Reata Pharmaceuticals has slammed the brakes on a late-stage study of bardoxolone, citing safety concerns related to adverse events and an elevated rate of death seen among patients taking the chronic kidney disease (CKD) drug. The termination of the BEACON study is a major setback for Abbott Laboratories ($ABT), which had invested huge sums in bardoxolone and a second-generation portfolio that had been expected to provide its pharma spinout with blockbuster revenue as it diversified a product line dominated by Humira.
"Clinical trial sites have been notified, and patient participants are being instructed to stop taking study drug and return to the clinic for a final visit," Texas-based Reata announced in a statement. Abbott's shares were down about 5% in midmorning trading following a disappointing quarterly report.
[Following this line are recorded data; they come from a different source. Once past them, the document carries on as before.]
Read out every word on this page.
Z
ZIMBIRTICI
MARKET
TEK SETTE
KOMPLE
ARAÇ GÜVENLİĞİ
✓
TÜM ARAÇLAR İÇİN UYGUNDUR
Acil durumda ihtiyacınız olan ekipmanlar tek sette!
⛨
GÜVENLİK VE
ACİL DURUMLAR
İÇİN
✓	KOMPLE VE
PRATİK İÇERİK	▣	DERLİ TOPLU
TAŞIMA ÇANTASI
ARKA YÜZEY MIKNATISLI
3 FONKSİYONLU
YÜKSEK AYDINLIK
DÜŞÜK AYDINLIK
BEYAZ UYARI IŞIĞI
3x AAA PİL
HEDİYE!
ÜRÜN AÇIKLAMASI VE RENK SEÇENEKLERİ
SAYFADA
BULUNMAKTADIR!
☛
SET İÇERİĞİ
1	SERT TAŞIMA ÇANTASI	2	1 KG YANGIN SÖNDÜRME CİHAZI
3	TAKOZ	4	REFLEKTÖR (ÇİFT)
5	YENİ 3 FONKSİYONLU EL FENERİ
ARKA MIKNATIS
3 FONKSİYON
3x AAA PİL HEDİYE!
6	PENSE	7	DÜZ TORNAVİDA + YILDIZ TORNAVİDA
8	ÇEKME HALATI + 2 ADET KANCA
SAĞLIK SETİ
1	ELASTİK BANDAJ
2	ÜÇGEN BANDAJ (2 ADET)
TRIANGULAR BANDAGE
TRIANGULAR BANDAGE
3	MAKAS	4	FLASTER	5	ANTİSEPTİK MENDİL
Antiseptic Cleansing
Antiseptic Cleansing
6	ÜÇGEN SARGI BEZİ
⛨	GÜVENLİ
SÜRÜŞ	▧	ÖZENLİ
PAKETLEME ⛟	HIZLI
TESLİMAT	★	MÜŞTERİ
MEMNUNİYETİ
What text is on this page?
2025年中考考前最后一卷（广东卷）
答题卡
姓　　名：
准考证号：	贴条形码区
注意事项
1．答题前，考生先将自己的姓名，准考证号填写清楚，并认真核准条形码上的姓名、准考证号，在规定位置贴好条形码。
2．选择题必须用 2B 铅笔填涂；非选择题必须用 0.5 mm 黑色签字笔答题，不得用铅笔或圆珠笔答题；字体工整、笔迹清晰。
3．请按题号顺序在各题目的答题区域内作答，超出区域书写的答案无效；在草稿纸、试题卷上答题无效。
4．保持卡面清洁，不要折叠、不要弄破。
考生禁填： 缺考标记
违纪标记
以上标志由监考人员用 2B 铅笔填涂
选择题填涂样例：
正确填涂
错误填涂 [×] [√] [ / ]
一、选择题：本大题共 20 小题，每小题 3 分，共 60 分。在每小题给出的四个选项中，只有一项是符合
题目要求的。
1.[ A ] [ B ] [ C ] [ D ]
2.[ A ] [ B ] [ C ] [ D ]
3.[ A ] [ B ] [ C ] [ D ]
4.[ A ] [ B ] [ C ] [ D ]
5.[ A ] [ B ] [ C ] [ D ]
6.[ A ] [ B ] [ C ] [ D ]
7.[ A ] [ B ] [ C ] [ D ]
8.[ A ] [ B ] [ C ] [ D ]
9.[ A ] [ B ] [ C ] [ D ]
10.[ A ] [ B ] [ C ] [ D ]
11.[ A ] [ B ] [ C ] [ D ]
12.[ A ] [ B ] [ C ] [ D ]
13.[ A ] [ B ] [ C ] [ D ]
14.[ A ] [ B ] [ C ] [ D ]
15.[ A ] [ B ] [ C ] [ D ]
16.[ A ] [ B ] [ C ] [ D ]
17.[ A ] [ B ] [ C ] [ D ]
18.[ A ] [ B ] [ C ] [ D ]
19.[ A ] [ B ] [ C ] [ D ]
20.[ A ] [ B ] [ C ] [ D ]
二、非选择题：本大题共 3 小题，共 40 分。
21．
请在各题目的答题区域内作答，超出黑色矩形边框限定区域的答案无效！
Just two years ago, Abbott agreed to pay $450 million in upfront and near-term milestones just for the ex-U.S. rights to bardoxolone - along with another $350 million in longer term milestones. And late last year, it followed up with a $400 million cash payment to nail rights to the second-gen portfolio, the kind of upfront commitment rarely seen in biopharma these days.
Bardoxolone was originally seen as a promising cancer drug. But in one of its cancer studies, researchers saw a big improvement in renal function among all renal cancer subjects. Arrested progression of CKD or recovered kidney function was a provocative finding, and Reata pushed ahead with two Phase IIa trials for CKD in 2008, which produced positive results.
Cowen, among others, believed the drug had a shot at blockbuster revenue. And Reata CEO Warren Huff didn't hesitate in projecting a multibillion-dollar future for the drug. Reata was named a Fierce 15 company last year. Now the future of its lead program is in peril, and the biotech faces an uncertain future.